When the shots rang out in the clear blue sky and tore America’s fragile civic peace asunder, the former president was gesturing at a chart on a screen. “The worst president in the history of our country took over, and look what happened to our country," Donald Trump said as the sweaty crowd pulsed with its usual feverish approval. On the massive video monitors flanking the stage, a graph showed an increase in illegal border crossings in recent years.
Suddenly Trump was on the ground, clutching the side of his face as the people, realizing what was happening, began to scream and dive for cover. In an instant, it seemed, everything had changed—a nasty, all-consuming political season suddenly pulled up short and confronted with the harrowing mortal core beneath the abstract debates over the nation’s future. The campaign couldn’t go on as before.
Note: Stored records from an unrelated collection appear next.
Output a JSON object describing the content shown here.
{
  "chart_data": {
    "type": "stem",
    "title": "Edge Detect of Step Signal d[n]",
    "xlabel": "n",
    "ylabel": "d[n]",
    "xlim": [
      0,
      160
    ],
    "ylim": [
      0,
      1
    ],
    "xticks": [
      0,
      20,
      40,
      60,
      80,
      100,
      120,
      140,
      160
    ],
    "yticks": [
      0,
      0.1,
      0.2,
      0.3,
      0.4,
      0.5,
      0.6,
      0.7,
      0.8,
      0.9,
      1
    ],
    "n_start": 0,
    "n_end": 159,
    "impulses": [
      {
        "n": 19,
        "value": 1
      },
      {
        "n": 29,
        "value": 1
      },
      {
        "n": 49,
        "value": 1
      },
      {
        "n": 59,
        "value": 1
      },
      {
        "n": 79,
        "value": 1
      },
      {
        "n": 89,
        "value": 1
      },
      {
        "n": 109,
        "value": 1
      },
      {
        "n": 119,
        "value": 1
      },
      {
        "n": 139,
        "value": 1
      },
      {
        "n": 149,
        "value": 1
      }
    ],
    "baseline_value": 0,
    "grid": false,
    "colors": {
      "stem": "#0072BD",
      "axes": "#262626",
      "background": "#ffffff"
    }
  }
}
No longer could the dehumanizing rhetoric, the apocalyptic warnings continue; something had to give. And yet it seemed more likely than not that nothing would—that the rudderless acrimony and pervasive alarm that got us to this point couldn’t be soothed or suppressed; that no convulsion could break the fever that continues unabated. Trump survived.
A man in the crowd was killed. The shooter lay dead on a nearby rooftop. Trump rose from the scrum, fist raised in an instantly iconic image, and mouthed, “Fight! Fight!" before the Secret Service dragged him to his waiting vehicle.